No entanto, o Brasil e o México não são os únicos afetados pela volatilidade financeira: a moeda do Chile perdeu uma terceira parte de seu valor, no Peru o custo do financiamento externo se disparou e na Argentina o governo teve que recorrer a medidas extremas –como a nacionalização do sistema de pensão- para poder evitar uma calamidade fiscal iminente.

Se a recessão se prolonga 18 meses ou mais como se estima –o que a converteria na mais prolongada desde a Segunda Guerra Mundial-, a Argentina será um dos países mais afetados. Suas necessidades de financiamento externo são imensas e suas exportações cairão marcadamente. Mas a política também desempenhará um papel importante na urgência econômica da Argentina.

A administração da presidenta Cristina Fernández de Kirchner gera uma grande dose de desconfiança entre os investidores locais e estrangeiros, que temem que se adotem medidas arbitrárias. A decisão recente de Standard and Poor’s de baixar-lhe a qualificação à Argentina está plenamente justificada e reflete o temor de muitos analistas de que a Argentina novamente entre em cessação de pagamentos de sua dívida pública.

México e América Central também sofrerão uma recessão prolongada. Durante muitos anos, seu destino econômico esteve intimamente relacionado com o dos Estados Unidos. Estes vínculos aumentaram com a assinatura de tratados bilaterais de livre comércio com os Estados Unidos, de maneira que existe uma boa possibilidade de que possam experimentar um crescimento negativo em 2009 e, talvez, na primeira metade de 2010, quando Estados Unidos entre em recessão.
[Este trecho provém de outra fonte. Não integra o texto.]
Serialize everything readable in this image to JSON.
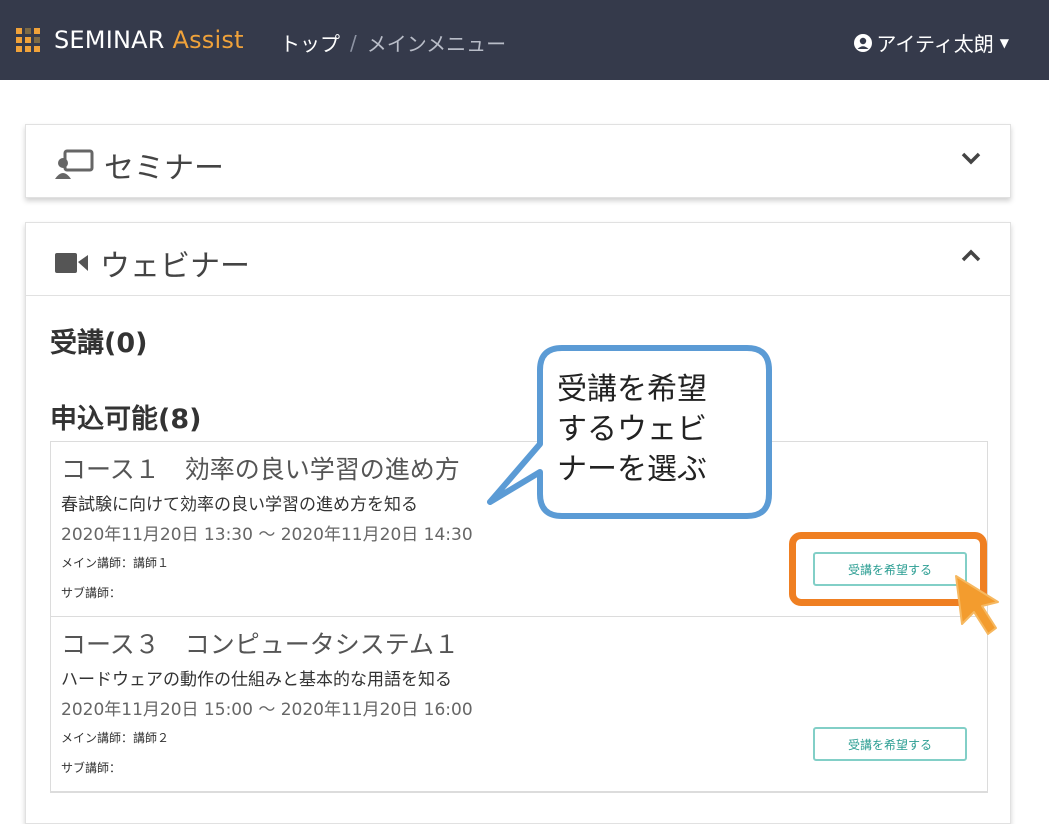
{
  "header": {
    "brand_main": "SEMINAR",
    "brand_accent": "Assist",
    "breadcrumb_home": "トップ",
    "breadcrumb_sep": "/",
    "breadcrumb_current": "メインメニュー",
    "user_name": "アイティ太朗"
  },
  "seminar_panel": {
    "title": "セミナー"
  },
  "webinar_panel": {
    "title": "ウェビナー",
    "enrolled_heading": "受講(0)",
    "available_heading": "申込可能(8)",
    "courses": [
      {
        "title": "コース１　効率の良い学習の進め方",
        "description": "春試験に向けて効率の良い学習の進め方を知る",
        "datetime": "2020年11月20日 13:30 〜 2020年11月20日 14:30",
        "main_lecturer": "メイン講師：講師１",
        "sub_lecturer": "サブ講師：",
        "apply_label": "受講を希望する"
      },
      {
        "title": "コース３　コンピュータシステム１",
        "description": "ハードウェアの動作の仕組みと基本的な用語を知る",
        "datetime": "2020年11月20日 15:00 〜 2020年11月20日 16:00",
        "main_lecturer": "メイン講師：講師２",
        "sub_lecturer": "サブ講師：",
        "apply_label": "受講を希望する"
      }
    ]
  },
  "callout": {
    "line1": "受講を希望",
    "line2": "するウェビ",
    "line3": "ナーを選ぶ"
  },
  "colors": {
    "navbar": "#353a4b",
    "brand_accent": "#f0a23a",
    "button_border": "#82cfc7",
    "highlight": "#ef7f22",
    "callout_border": "#5b9bd5"
  }
}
Menos afetados pela crise financeira e a recessão nos Estados Unidos serão aqueles países que se desenvolveram com um olho posto nas nações de Ásia –particularmente Chile, Colômbia e Peru- e que acumularam recursos para defrontar a tormentas financeiras inesperadas. Eles poderão recuperar mais rápido seus níveis de emprego.

Mas o interrogante mais importante é que sucederá no Brasil, o gigante de América Latina. Nos últimos anos, analistas e investidores em todo mundo começaram a ver ao Brasil como uma potência econômica em crescimento. Falava-se por milagre e muitos sustentavam que o Brasil cresceria de maneira espetacular, ao igual que a China e a Índia, e que já não seria o país eterno do “futuro”. Desafortunadamente, tudo indica que esta foi uma ilusão baseada numa esperança desejosa.

O auge de Brasil dos últimos anos se baseou num alicerce incrivelmente débil. O presidente Luiz Inácio Lula da Silva efetivamente decidiu evitar o populismo rampante de Hugo Chávez da Venezuela, e lhe defrontou à inflação exitosamente. Mas se precisa algo mais para converter-se numa grande potência econômica. O que fez Lula foi simplesmente decidir que o Brasil seria um país “normal”. Mas faz falta algo mais do que uma inflação controlada para criar uma economia robusta com um índice de crescimento alto e sustentável. Requer-se agilidade, dinamismo, produtividade e políticas econômicas que promovam a eficiência e a iniciativa empresária.

Como demonstraram muitos estudos, o Brasil não pôde –ou não quis- adotar as reformas modernizadoras necessárias para promover um boom produtivo. O Brasil segue sendo um país imensamente burocrático, com um sistema educativo em crise, impostos muito altos, uma infra-estrutura medíocre, impedimentos para a criação de empresas e um alto nível de corrupção. É triste mas é verdade: nos últimos anos, o Brasil não optou pela modernização e a eficiência e terá que pagar as conseqüências durante os difíceis anos por diante.